Multi-head attention is not just parallelism for speed. Each head learns a different aspect of language, and together they create a richer, more nuanced understanding than any single attention mechanism could achieve alone.

Grouped Query Attention: A Modern Optimization

As models have grown larger, researchers have found ways to make multi-head attention more efficient. One important innovation is Grouped Query Attention (GQA), used in models like LLaMA 2.

In standard multi-head attention, each head has its own separate Q, K, and V projections. In GQA, multiple query heads share the same key and value projections. For example, if a model has 32 query heads and 8 key-value groups, every 4 query heads share one set of keys and values.

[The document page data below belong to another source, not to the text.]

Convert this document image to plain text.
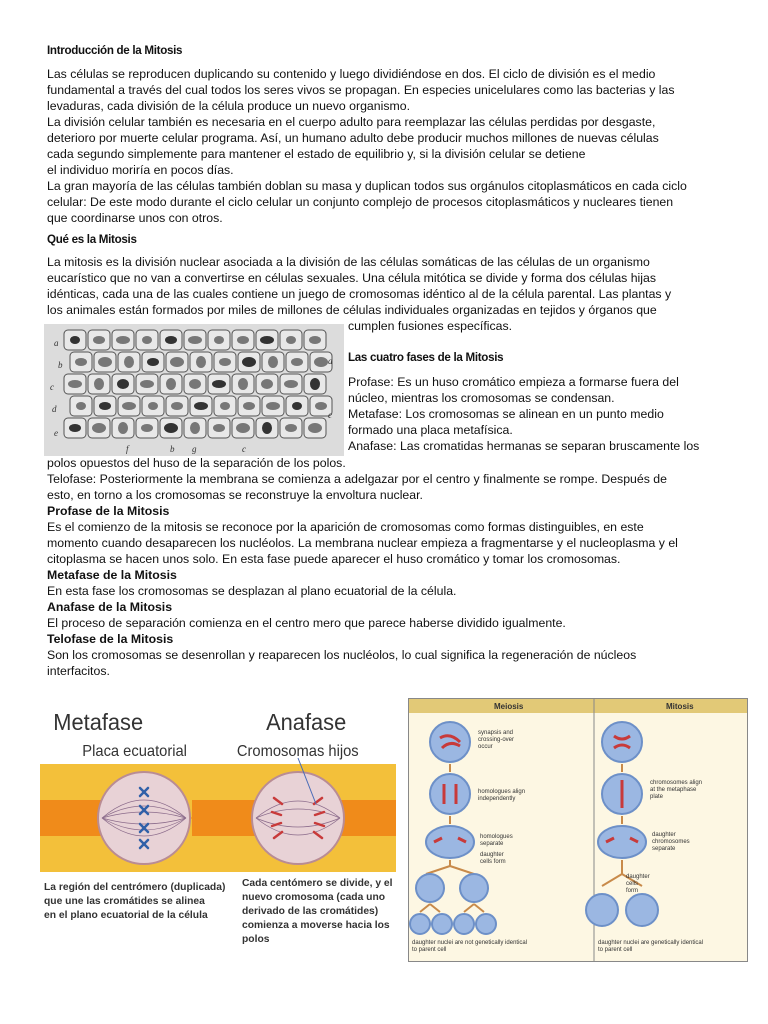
Introducción de la Mitosis

Las células se reproducen duplicando su contenido y luego dividiéndose en dos. El ciclo de división es el medio

fundamental a través del cual todos los seres vivos se propagan. En especies unicelulares como las bacterias y las

levaduras, cada división de la célula produce un nuevo organismo.

La división celular también es necesaria en el cuerpo adulto para reemplazar las células perdidas por desgaste,

deterioro por muerte celular programa. Así, un humano adulto debe producir muchos millones de nuevas células

cada segundo simplemente para mantener el estado de equilibrio y, si la división celular se detiene

el individuo moriría en pocos días.

La gran mayoría de las células también doblan su masa y duplican todos sus orgánulos citoplasmáticos en cada ciclo

celular: De este modo durante el ciclo celular un conjunto complejo de procesos citoplasmáticos y nucleares tienen

que coordinarse unos con otros.

Qué es la Mitosis

La mitosis es la división nuclear asociada a la división de las células somáticas de las células de un organismo

eucarístico que no van a convertirse en células sexuales. Una célula mitótica se divide y forma dos células hijas

idénticas, cada una de las cuales contiene un juego de cromosomas idéntico al de la célula parental. Las plantas y

los animales están formados por miles de millones de células individuales organizadas en tejidos y órganos que

cumplen fusiones específicas.

Las cuatro fases de la Mitosis

Profase: Es un huso cromático empieza a formarse fuera del

núcleo, mientras los cromosomas se condensan.

Metafase: Los cromosomas se alinean en un punto medio

formado una placa metafísica.

Anafase: Las cromatidas hermanas se separan bruscamente los

polos opuestos del huso de la separación de los polos.

Telofase: Posteriormente la membrana se comienza a adelgazar por el centro y finalmente se rompe. Después de

esto, en torno a los cromosomas se reconstruye la envoltura nuclear.

Profase de la Mitosis

Es el comienzo de la mitosis se reconoce por la aparición de cromosomas como formas distinguibles, en este

momento cuando desaparecen los nucléolos. La membrana nuclear empieza a fragmentarse y el nucleoplasma y el

citoplasma se hacen unos solo. En esta fase puede aparecer el huso cromático y tomar los cromosomas.

Metafase de la Mitosis

En esta fase los cromosomas se desplazan al plano ecuatorial de la célula.

Anafase de la Mitosis

El proceso de separación comienza en el centro mero que parece haberse dividido igualmente.

Telofase de la Mitosis

Son los cromosomas se desenrollan y reaparecen los nucléolos, lo cual significa la regeneración de núcleos

interfacitos.

a
b
c
d
e
f	g	c
b
a
c
Metafase
Placa ecuatorial
Anafase
Cromosomas hijos
La región del centrómero (duplicada)
que une las cromátides se alinea
en el plano ecuatorial de la célula
Cada centómero se divide, y el
nuevo cromosoma (cada uno
derivado de las cromátides)
comienza a moverse hacia los
polos
Meiosis	Mitosis
synapsis and
crossing-over
occur
homologues align
independently
homologues
separate
daughter
cells form
daughter nuclei are not genetically identical
to parent cell
chromosomes align
at the metaphase
plate
daughter
chromosomes
separate
daughter
cells
form
daughter nuclei are genetically identical
to parent cell
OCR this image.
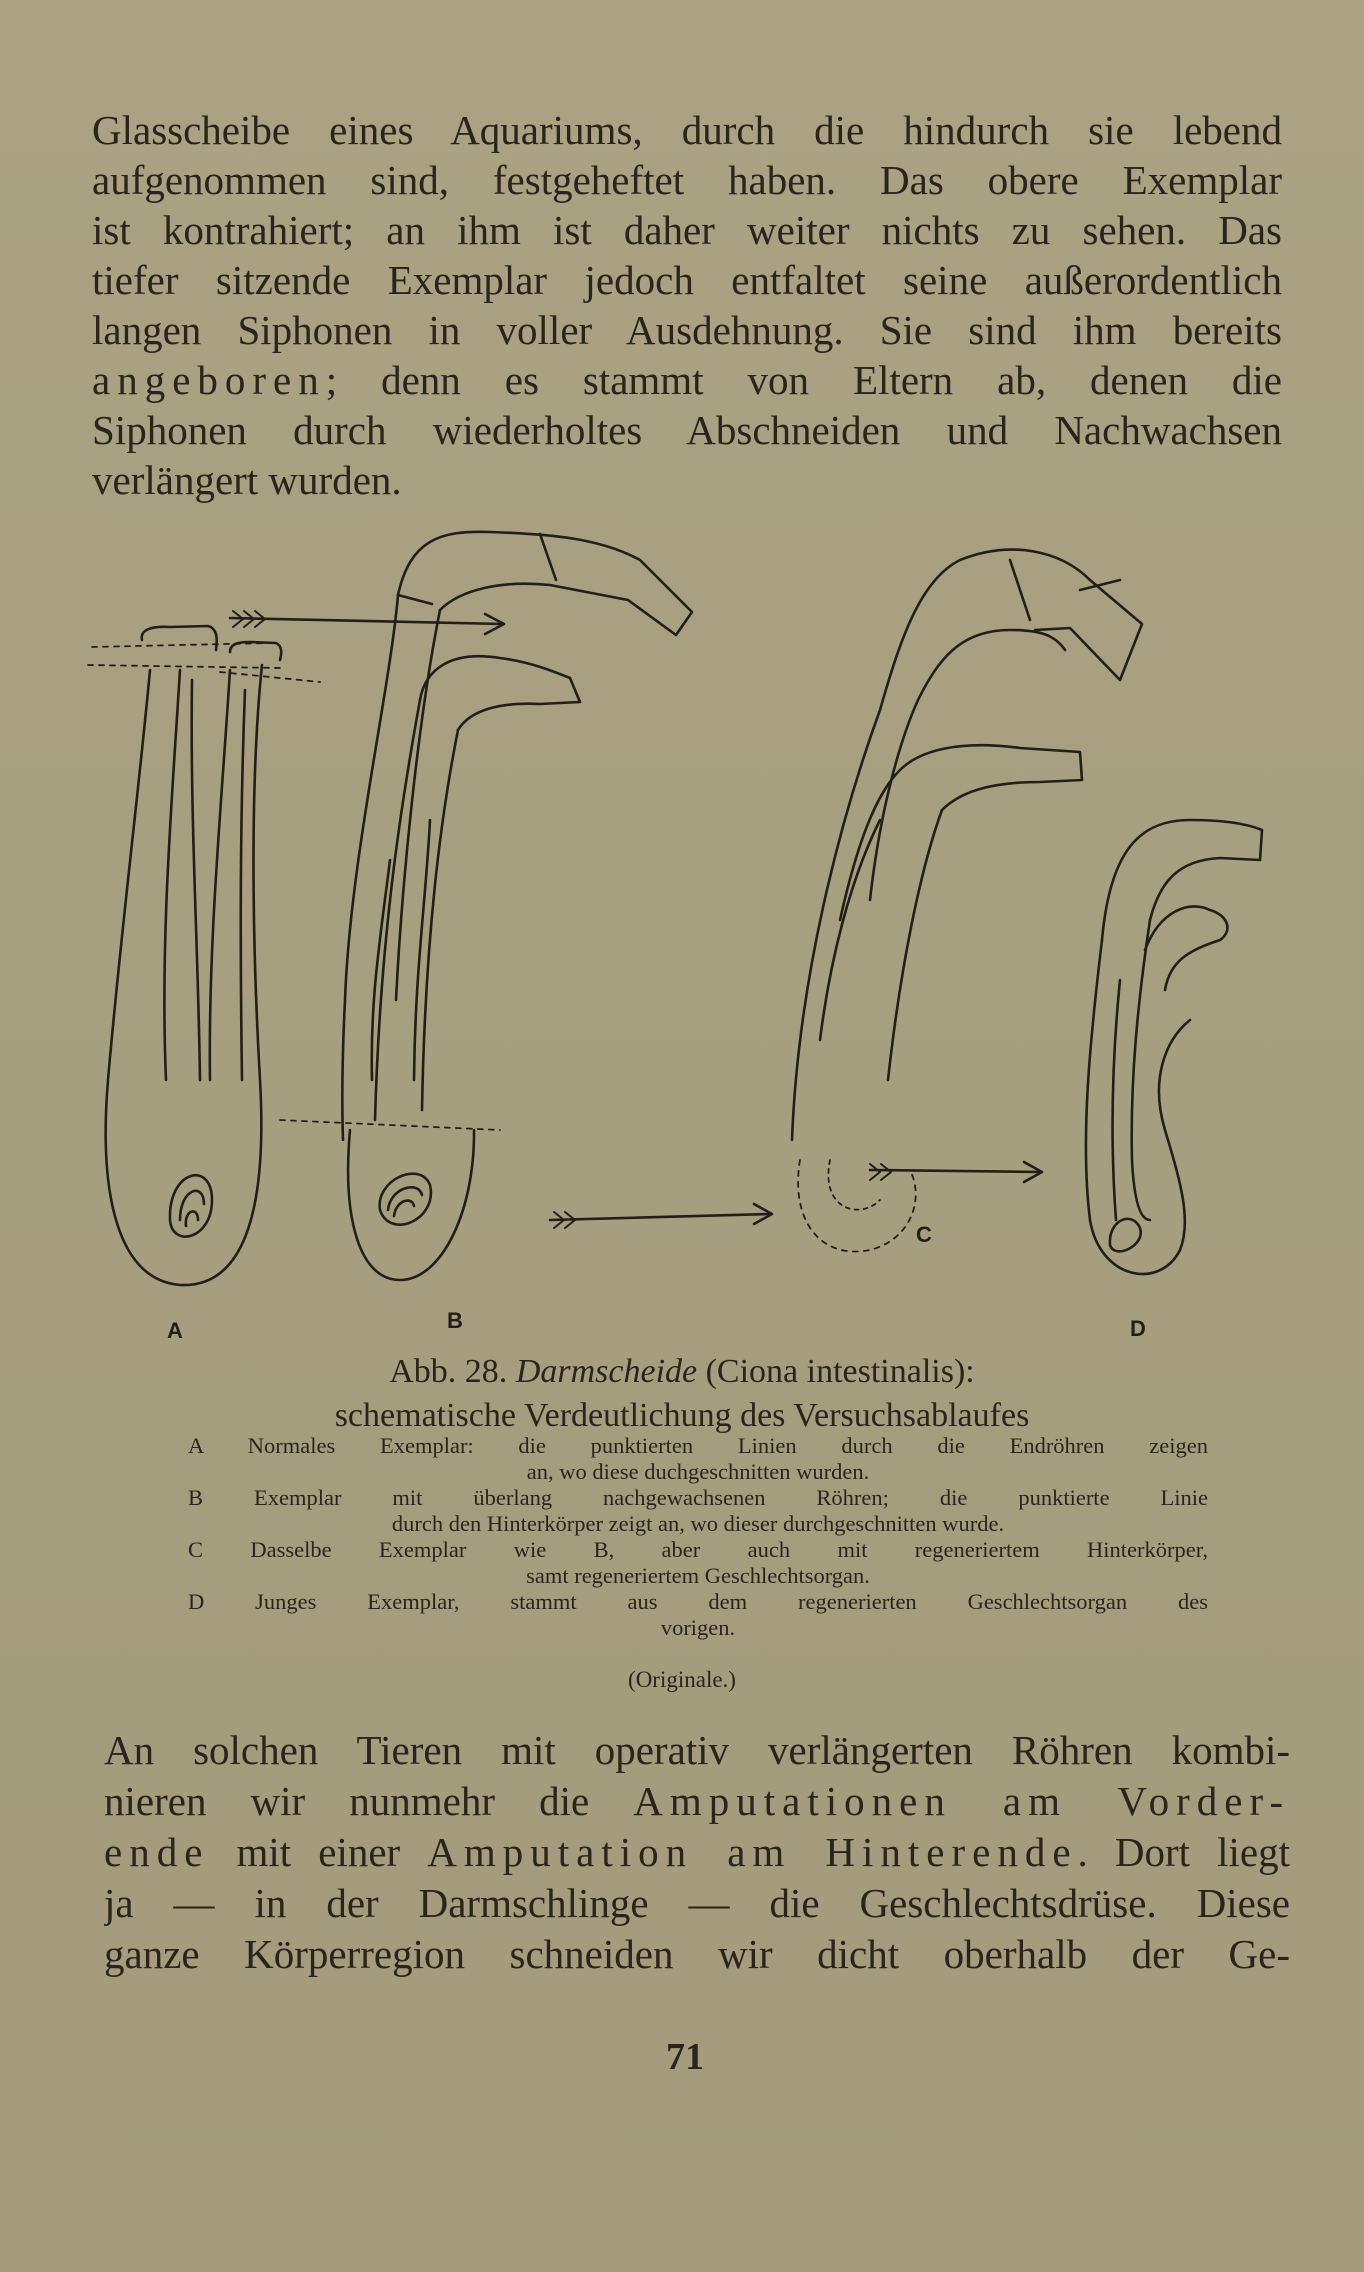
Glasscheibe eines Aquariums, durch die hindurch sie lebend
aufgenommen sind, festgeheftet haben. Das obere Exemplar
ist kontrahiert; an ihm ist daher weiter nichts zu sehen. Das
tiefer sitzende Exemplar jedoch entfaltet seine außerordentlich
langen Siphonen in voller Ausdehnung. Sie sind ihm bereits
angeboren; denn es stammt von Eltern ab, denen die
Siphonen durch wiederholtes Abschneiden und Nachwachsen
verlängert wurden.
A	B
C
D
Abb. 28. Darmscheide (Ciona intestinalis):
schematische Verdeutlichung des Versuchsablaufes
A Normales Exemplar: die punktierten Linien durch die Endröhren zeigen
an, wo diese duchgeschnitten wurden.
B Exemplar mit überlang nachgewachsenen Röhren; die punktierte Linie
durch den Hinterkörper zeigt an, wo dieser durchgeschnitten wurde.
C Dasselbe Exemplar wie B, aber auch mit regeneriertem Hinterkörper,
samt regeneriertem Geschlechtsorgan.
D Junges Exemplar, stammt aus dem regenerierten Geschlechtsorgan des
vorigen.
(Originale.)
An solchen Tieren mit operativ verlängerten Röhren kombi-
nieren wir nunmehr die Amputationen am Vorder-
ende mit einer Amputation am Hinterende. Dort liegt
ja — in der Darmschlinge — die Geschlechtsdrüse. Diese
ganze Körperregion schneiden wir dicht oberhalb der Ge-
71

This dramatically reduces the memory required for the KV cache during inference, which is the primary bottleneck for serving large language models. GQA provides most of the representation power of full multi-head attention at a fraction of the memory cost.

An even more aggressive variant is Multi-Query Attention (MQA), where all query heads share a single set of keys and values. While MQA offers the largest memory savings, GQA strikes a better balance between efficiency and quality.

Key Takeaway

Multi-head attention enables transformers to simultaneously capture syntactic, semantic, and positional patterns. Modern variants like Grouped Query Attention maintain this expressiveness while dramatically reducing the memory cost for inference.